ZOTAC GTX590 3GB Graphics Card Review

👤by Sahil Mannick Comments 📅13-06-11
Conclusion

The GTX590 is a remarkable feat by Nvidia. Back when the Fermi architecture was first unveiled and demonstrated through the GTX480, most were appalled by its power consumption, thermal output and noise. One year on, the progress achieved by Nvidia means that they are now able to package two derivatives of the original GF100 GPU onto one PCB whilst still maintaining the three factors that made the GTX480 so notorious. Indeed, GF110 has proved to very efficient on the GTX570 and GTX580, so much so that Nvidia saw no need to lock any of the 512 CUDA cores, 64 texture units and 48 ROPs when designing the GTX590.

Engineering aside, the GTX590 is a very good performer and easily blasted its way ahead of other single GPU graphics cards. Its only real competition comes from AMD’s similarly designed HD6990 and both tend to be on par in overall performance. As always, different games tend to prefer different cards such as HAWX 2 or Street Fighter IV, but in other Nvidia centric games such as Far Cry 2, it was disappointing to see AMD clawing back some performance. This brings us to our next point. Unfortunately, due to power constraints and the initial surge of faulty cards resulting from overvolting, Nvidia has had to limit the clock speed of the card and its ability to overvolt. While still a decent overclocker, the performance figures of each core are not enough to match a GTX570, yet alone the GTX580 they are based on. Consequently, the card’s disadvantage becomes prominent when pitted against the HD6990 whose GPUs demonstrate none of those restrictions. In the end, the GTX590 was only ahead of the single GPU GTX580 by 37.7% at reference clocks and by 33.6% when both were overclocked. For a graphics card that is being marketed at around £570, the 37.7% performance benefit is not representative of the 50% price tag different over the GTX580. Theoretically, the GTX590 should have performed 57% better than its single GPU brother and that would have justified its cost but what it reveals instead is the inevitable inefficiency of SLI scaling. However as we found, scaling was better at higher resolution and under greater load so perhaps gaming on larger displays would have truly unlocked the card’s potential. So our conclusion would be to only consider the GTX590 for 27inch or 30inch displays, otherwise a GTX580 will be more than enough for blazingly fast gaming. Ideally, the GTX590 should be priced at around £500.

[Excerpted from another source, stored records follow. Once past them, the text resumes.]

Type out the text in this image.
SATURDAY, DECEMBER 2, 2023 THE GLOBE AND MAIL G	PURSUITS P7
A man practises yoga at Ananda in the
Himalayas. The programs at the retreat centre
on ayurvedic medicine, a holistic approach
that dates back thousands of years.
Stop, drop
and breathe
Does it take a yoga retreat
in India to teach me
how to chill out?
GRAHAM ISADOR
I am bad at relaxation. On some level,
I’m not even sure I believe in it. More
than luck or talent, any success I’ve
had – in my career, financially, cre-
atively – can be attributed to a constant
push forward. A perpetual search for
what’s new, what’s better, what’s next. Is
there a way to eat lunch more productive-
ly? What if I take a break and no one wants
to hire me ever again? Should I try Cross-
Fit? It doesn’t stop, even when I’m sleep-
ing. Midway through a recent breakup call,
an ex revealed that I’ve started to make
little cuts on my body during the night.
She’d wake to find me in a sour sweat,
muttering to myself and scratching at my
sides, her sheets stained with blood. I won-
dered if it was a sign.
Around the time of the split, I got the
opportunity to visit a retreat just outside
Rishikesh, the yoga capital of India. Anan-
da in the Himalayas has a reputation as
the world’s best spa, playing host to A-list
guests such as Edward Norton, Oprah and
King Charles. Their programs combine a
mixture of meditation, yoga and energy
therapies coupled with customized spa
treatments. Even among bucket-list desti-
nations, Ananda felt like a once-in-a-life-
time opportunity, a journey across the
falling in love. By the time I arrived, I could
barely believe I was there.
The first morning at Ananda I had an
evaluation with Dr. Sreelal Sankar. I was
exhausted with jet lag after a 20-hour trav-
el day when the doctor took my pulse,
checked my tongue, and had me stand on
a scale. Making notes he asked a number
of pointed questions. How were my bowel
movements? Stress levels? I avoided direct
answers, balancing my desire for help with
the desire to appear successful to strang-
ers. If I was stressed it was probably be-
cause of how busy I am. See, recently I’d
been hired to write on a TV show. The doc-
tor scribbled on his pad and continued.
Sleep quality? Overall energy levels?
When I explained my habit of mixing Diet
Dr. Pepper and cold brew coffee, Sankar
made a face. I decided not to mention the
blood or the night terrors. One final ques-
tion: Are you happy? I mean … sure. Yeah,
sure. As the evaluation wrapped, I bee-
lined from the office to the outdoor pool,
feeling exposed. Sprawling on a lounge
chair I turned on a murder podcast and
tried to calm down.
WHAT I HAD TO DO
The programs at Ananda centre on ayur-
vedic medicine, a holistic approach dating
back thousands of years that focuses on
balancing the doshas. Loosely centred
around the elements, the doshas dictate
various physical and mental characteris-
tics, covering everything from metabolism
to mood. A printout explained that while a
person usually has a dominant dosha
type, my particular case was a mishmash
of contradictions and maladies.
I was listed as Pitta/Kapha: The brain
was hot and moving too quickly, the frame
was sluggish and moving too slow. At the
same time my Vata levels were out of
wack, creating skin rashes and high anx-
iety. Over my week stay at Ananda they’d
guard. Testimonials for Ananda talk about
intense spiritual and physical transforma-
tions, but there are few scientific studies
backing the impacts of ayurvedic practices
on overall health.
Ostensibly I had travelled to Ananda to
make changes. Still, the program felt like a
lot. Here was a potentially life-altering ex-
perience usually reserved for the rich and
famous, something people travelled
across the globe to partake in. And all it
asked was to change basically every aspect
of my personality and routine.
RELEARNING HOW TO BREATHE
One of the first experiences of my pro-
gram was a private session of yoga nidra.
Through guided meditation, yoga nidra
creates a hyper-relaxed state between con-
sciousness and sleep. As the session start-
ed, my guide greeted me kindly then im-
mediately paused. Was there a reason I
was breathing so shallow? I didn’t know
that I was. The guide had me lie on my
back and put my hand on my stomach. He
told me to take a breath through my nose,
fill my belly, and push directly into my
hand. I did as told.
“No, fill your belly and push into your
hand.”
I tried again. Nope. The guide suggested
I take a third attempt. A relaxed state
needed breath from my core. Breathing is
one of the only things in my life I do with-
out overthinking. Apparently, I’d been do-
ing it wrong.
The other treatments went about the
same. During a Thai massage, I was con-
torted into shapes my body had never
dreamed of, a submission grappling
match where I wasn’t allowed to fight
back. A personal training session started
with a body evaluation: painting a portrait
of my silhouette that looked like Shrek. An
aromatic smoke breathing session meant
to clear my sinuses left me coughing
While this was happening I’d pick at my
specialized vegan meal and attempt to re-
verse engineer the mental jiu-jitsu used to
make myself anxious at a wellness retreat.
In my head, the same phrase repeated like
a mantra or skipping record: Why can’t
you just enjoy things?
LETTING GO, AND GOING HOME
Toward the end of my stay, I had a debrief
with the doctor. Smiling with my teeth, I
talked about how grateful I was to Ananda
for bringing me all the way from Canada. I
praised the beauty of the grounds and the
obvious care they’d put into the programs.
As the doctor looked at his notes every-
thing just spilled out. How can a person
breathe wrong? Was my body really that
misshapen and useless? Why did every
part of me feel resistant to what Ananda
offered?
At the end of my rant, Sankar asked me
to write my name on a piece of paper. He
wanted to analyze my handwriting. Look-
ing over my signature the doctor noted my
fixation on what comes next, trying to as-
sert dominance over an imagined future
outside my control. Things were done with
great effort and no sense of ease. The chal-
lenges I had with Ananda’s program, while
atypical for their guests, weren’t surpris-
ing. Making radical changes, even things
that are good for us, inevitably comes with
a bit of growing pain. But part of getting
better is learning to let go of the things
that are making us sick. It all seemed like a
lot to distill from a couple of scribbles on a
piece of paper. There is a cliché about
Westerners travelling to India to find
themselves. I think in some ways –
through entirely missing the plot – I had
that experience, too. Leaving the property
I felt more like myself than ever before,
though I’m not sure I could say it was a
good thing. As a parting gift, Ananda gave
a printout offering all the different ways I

Deciding between a dual card SLI setup and the dual GPU option is a tough choice. On the one hand, the GTX590 does not take up as much space and uses less power but on the other hand, two separate cards will run cooler and be more flexible when it comes to overclocking without the restrictions to limit power draw.

Zotac have done a very good job on their GTX590. They have stuck to the reference cooler, which is surprisingly efficient at keeping the GPUs cool despite the constraints, and bundling a number of extra accessories to differentiate itself from other brands. The card is also very practical in everyday use; it doesn’t sound like a jet fighter taking off every time you game and it is short enough to fit inside most cases without modifications.

Pros
+Class leading performance
+Size
+Excellent tessellation and superb AA performance
+Not as loud as one might expect
+CUDA and PhysX support
+Very well packaged
+Good bundle including free game voucher
+Innovative
+5 years warranty

Cons
-Restricted voltage tweaking and overclocking
-Cost
-SLI scaling at lower resolutions

The ZOTAC GTX590 deserves the Vortez Silver Award.